Alan Blinder (professor of economics and public affairs at Princeton) has a timely (in my opinion) piece in the Wall Street Journal today in which he takes on the claim that seems to surface almost everywhere these days that government spending is a "job killer." We have people running for office here in Mississippi making this claim currently.
I confess that I am puzzled on two fronts: (1) that people keep making this claim without any supporting facts, and (2) that it hasn't been confronted more aggressively. As Mr. Blinder says,
It is easy, but irrelevant, to understand how someone might object to any particular item in the federal budget—whether it is the war in Afghanistan, ethanol subsidies, Social Security benefits, or building bridges to nowhere. But even building bridges to nowhere would create jobs, not destroy them, as the congressman from nowhere knows. To be sure, that is not a valid argument for building them. Dumb public spending deserves to be rejected—but not because it kills jobs.

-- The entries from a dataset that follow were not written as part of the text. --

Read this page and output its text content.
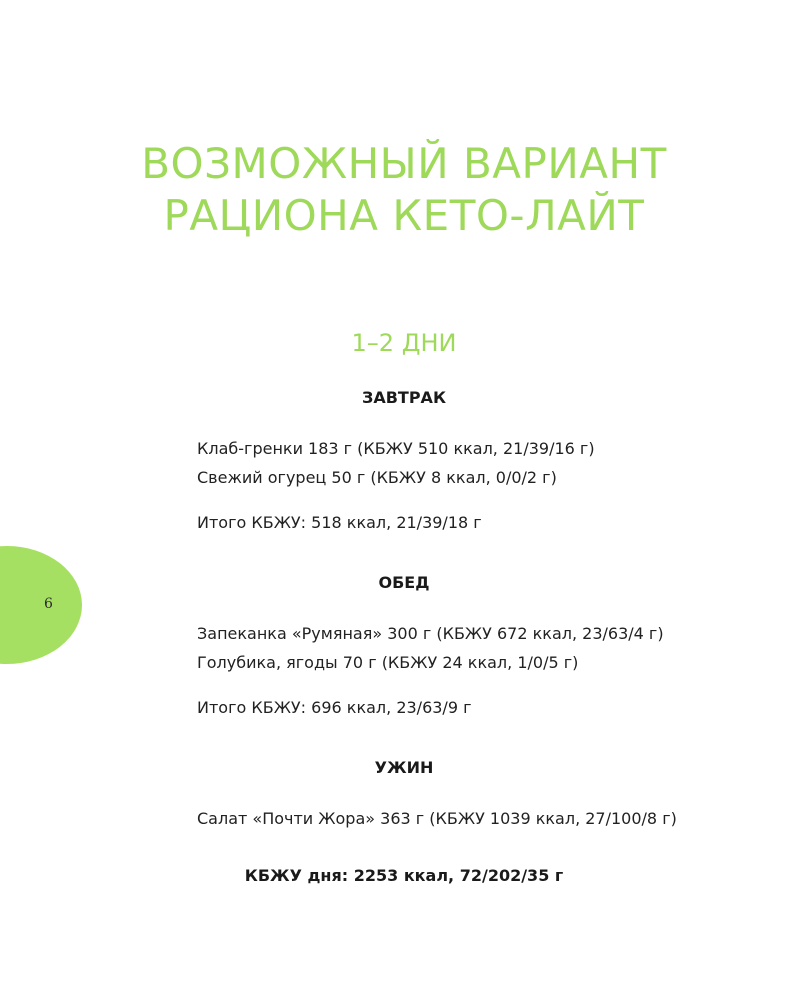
ВОЗМОЖНЫЙ ВАРИАНТ
РАЦИОНА КЕТО-ЛАЙТ
1–2 ДНИ
ЗАВТРАК

Клаб-гренки 183 г (КБЖУ 510 ккал, 21/39/16 г)

Свежий огурец 50 г (КБЖУ 8 ккал, 0/0/2 г)

Итого КБЖУ: 518 ккал, 21/39/18 г

ОБЕД

Запеканка «Румяная» 300 г (КБЖУ 672 ккал, 23/63/4 г)

Голубика, ягоды 70 г (КБЖУ 24 ккал, 1/0/5 г)

Итого КБЖУ: 696 ккал, 23/63/9 г

УЖИН

Салат «Почти Жора» 363 г (КБЖУ 1039 ккал, 27/100/8 г)

КБЖУ дня: 2253 ккал, 72/202/35 г

6
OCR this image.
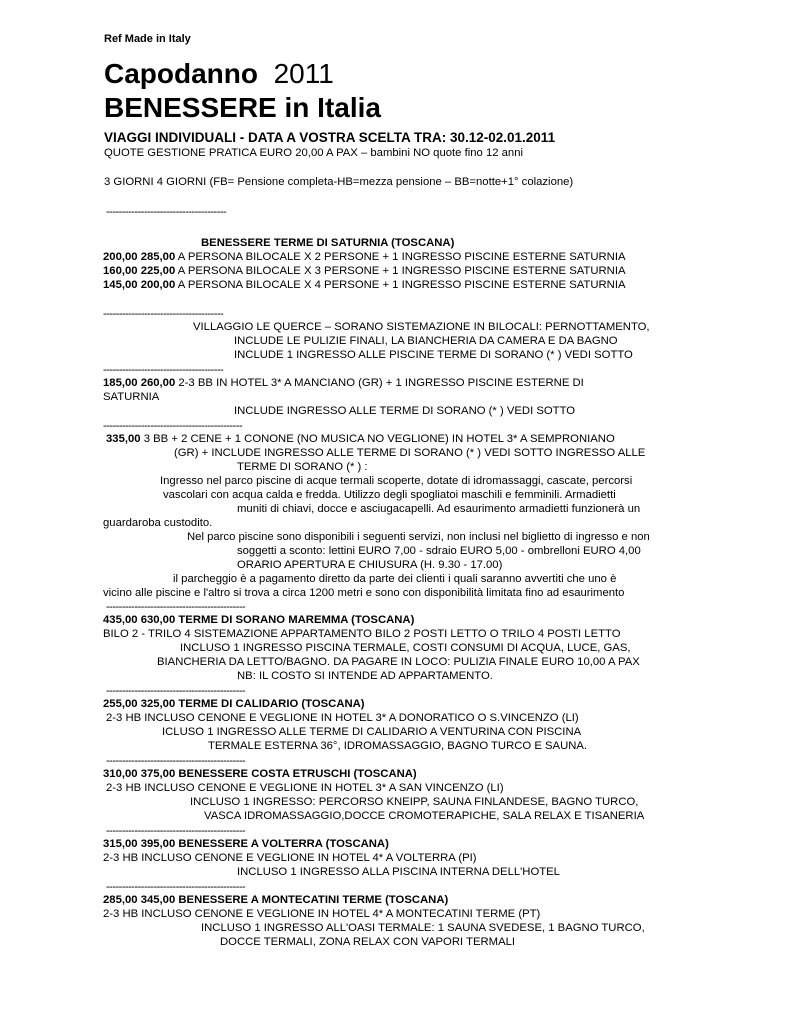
Ref Made in Italy
Capodanno 2011
BENESSERE in Italia
VIAGGI INDIVIDUALI - DATA A VOSTRA SCELTA TRA: 30.12-02.01.2011
QUOTE GESTIONE PRATICA EURO 20,00 A PAX – bambini NO quote fino 12 anni
3 GIORNI 4 GIORNI (FB= Pensione completa-HB=mezza pensione – BB=notte+1° colazione)
--------------------------------------
BENESSERE TERME DI SATURNIA (TOSCANA)
200,00 285,00 A PERSONA BILOCALE X 2 PERSONE + 1 INGRESSO PISCINE ESTERNE SATURNIA
160,00 225,00 A PERSONA BILOCALE X 3 PERSONE + 1 INGRESSO PISCINE ESTERNE SATURNIA
145,00 200,00 A PERSONA BILOCALE X 4 PERSONE + 1 INGRESSO PISCINE ESTERNE SATURNIA
--------------------------------------
VILLAGGIO LE QUERCE – SORANO SISTEMAZIONE IN BILOCALI: PERNOTTAMENTO,
INCLUDE LE PULIZIE FINALI, LA BIANCHERIA DA CAMERA E DA BAGNO
INCLUDE 1 INGRESSO ALLE PISCINE TERME DI SORANO (* ) VEDI SOTTO
--------------------------------------
185,00 260,00 2-3 BB IN HOTEL 3* A MANCIANO (GR) + 1 INGRESSO PISCINE ESTERNE DI
SATURNIA
INCLUDE INGRESSO ALLE TERME DI SORANO (* ) VEDI SOTTO
--------------------------------------------
335,00 3 BB + 2 CENE + 1 CONONE (NO MUSICA NO VEGLIONE) IN HOTEL 3* A SEMPRONIANO
(GR) + INCLUDE INGRESSO ALLE TERME DI SORANO (* ) VEDI SOTTO INGRESSO ALLE
TERME DI SORANO (* ) :
Ingresso nel parco piscine di acque termali scoperte, dotate di idromassaggi, cascate, percorsi
vascolari con acqua calda e fredda. Utilizzo degli spogliatoi maschili e femminili. Armadietti
muniti di chiavi, docce e asciugacapelli. Ad esaurimento armadietti funzionerà un
guardaroba custodito.
Nel parco piscine sono disponibili i seguenti servizi, non inclusi nel biglietto di ingresso e non
soggetti a sconto: lettini EURO 7,00 - sdraio EURO 5,00 - ombrelloni EURO 4,00
ORARIO APERTURA E CHIUSURA (H. 9.30 - 17.00)
il parcheggio è a pagamento diretto da parte dei clienti i quali saranno avvertiti che uno è
vicino alle piscine e l'altro si trova a circa 1200 metri e sono con disponibilità limitata fino ad esaurimento
--------------------------------------------
435,00 630,00 TERME DI SORANO MAREMMA (TOSCANA)
BILO 2 - TRILO 4 SISTEMAZIONE APPARTAMENTO BILO 2 POSTI LETTO O TRILO 4 POSTI LETTO
INCLUSO 1 INGRESSO PISCINA TERMALE, COSTI CONSUMI DI ACQUA, LUCE, GAS,
BIANCHERIA DA LETTO/BAGNO. DA PAGARE IN LOCO: PULIZIA FINALE EURO 10,00 A PAX
NB: IL COSTO SI INTENDE AD APPARTAMENTO.
--------------------------------------------
255,00 325,00 TERME DI CALIDARIO (TOSCANA)
2-3 HB INCLUSO CENONE E VEGLIONE IN HOTEL 3* A DONORATICO O S.VINCENZO (LI)
ICLUSO 1 INGRESSO ALLE TERME DI CALIDARIO A VENTURINA CON PISCINA
TERMALE ESTERNA 36°, IDROMASSAGGIO, BAGNO TURCO E SAUNA.
--------------------------------------------
310,00 375,00 BENESSERE COSTA ETRUSCHI (TOSCANA)
2-3 HB INCLUSO CENONE E VEGLIONE IN HOTEL 3* A SAN VINCENZO (LI)
INCLUSO 1 INGRESSO: PERCORSO KNEIPP, SAUNA FINLANDESE, BAGNO TURCO,
VASCA IDROMASSAGGIO,DOCCE CROMOTERAPICHE, SALA RELAX E TISANERIA
--------------------------------------------
315,00 395,00 BENESSERE A VOLTERRA (TOSCANA)
2-3 HB INCLUSO CENONE E VEGLIONE IN HOTEL 4* A VOLTERRA (PI)
INCLUSO 1 INGRESSO ALLA PISCINA INTERNA DELL'HOTEL
--------------------------------------------
285,00 345,00 BENESSERE A MONTECATINI TERME (TOSCANA)
2-3 HB INCLUSO CENONE E VEGLIONE IN HOTEL 4* A MONTECATINI TERME (PT)
INCLUSO 1 INGRESSO ALL'OASI TERMALE: 1 SAUNA SVEDESE, 1 BAGNO TURCO,
DOCCE TERMALI, ZONA RELAX CON VAPORI TERMALI
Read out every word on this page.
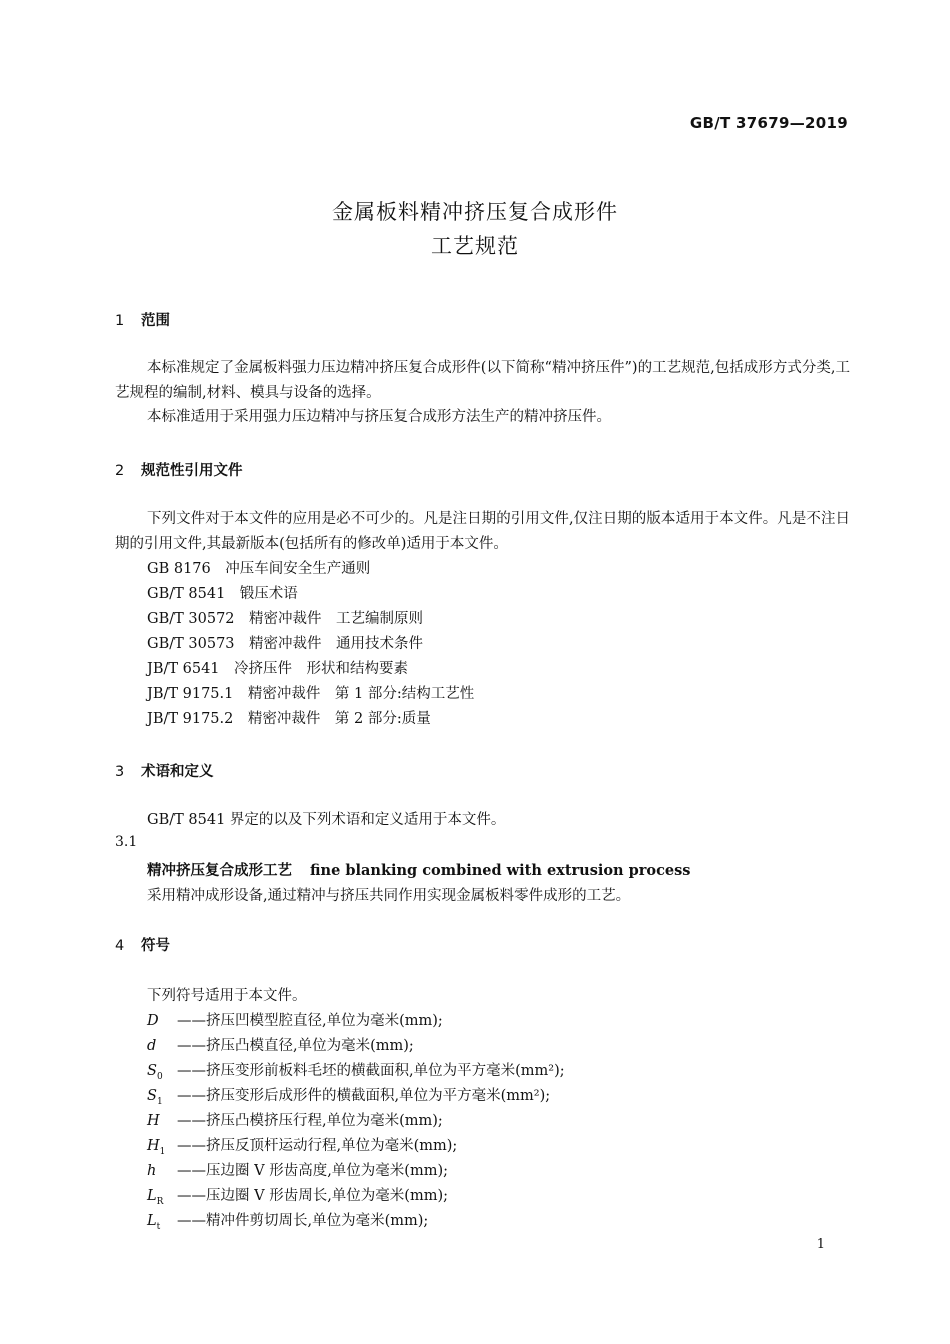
GB/T 37679—2019
金属板料精冲挤压复合成形件
工艺规范
1 范围
本标准规定了金属板料强力压边精冲挤压复合成形件(以下简称“精冲挤压件”)的工艺规范,包括成形方式分类,工艺规程的编制,材料、模具与设备的选择。
本标准适用于采用强力压边精冲与挤压复合成形方法生产的精冲挤压件。
2 规范性引用文件
下列文件对于本文件的应用是必不可少的。凡是注日期的引用文件,仅注日期的版本适用于本文件。凡是不注日期的引用文件,其最新版本(包括所有的修改单)适用于本文件。
GB 8176　冲压车间安全生产通则
GB/T 8541　锻压术语
GB/T 30572　精密冲裁件　工艺编制原则
GB/T 30573　精密冲裁件　通用技术条件
JB/T 6541　冷挤压件　形状和结构要素
JB/T 9175.1　精密冲裁件　第 1 部分:结构工艺性
JB/T 9175.2　精密冲裁件　第 2 部分:质量
3 术语和定义
GB/T 8541 界定的以及下列术语和定义适用于本文件。
3.1
精冲挤压复合成形工艺 fine blanking combined with extrusion process
采用精冲成形设备,通过精冲与挤压共同作用实现金属板料零件成形的工艺。
4 符号
下列符号适用于本文件。
D ——挤压凹模型腔直径,单位为毫米(mm);
d ——挤压凸模直径,单位为毫米(mm);
$S_0$ ——挤压变形前板料毛坯的横截面积,单位为平方毫米(mm²);
$S_1$ ——挤压变形后成形件的横截面积,单位为平方毫米(mm²);
H ——挤压凸模挤压行程,单位为毫米(mm);
$H_1$ ——挤压反顶杆运动行程,单位为毫米(mm);
h ——压边圈 V 形齿高度,单位为毫米(mm);
$L_R$ ——压边圈 V 形齿周长,单位为毫米(mm);
$L_t$ ——精冲件剪切周长,单位为毫米(mm);
1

Again, I'm not making an argument for government spending in general. The concern that has arisen over the national debt is appropriate (if often only motivated by political agendas) and placing our nation on a more sustainable path of spending is a good thing. Again, professor Blinder:
In sum, you may view any particular public-spending program as wasteful, inefficient, leading to "big government" or objectionable on some other grounds. But if it's not financed with higher taxes, and if it doesn't drive up interest rates, it's hard to see how it can destroy jobs.
Once again, we need to ask people who are making the claims to "show us the data." I am perplexed that candidates (and sitting officials) can go unchallenged while making very dubious claims. A strong democracy demands more of us than this.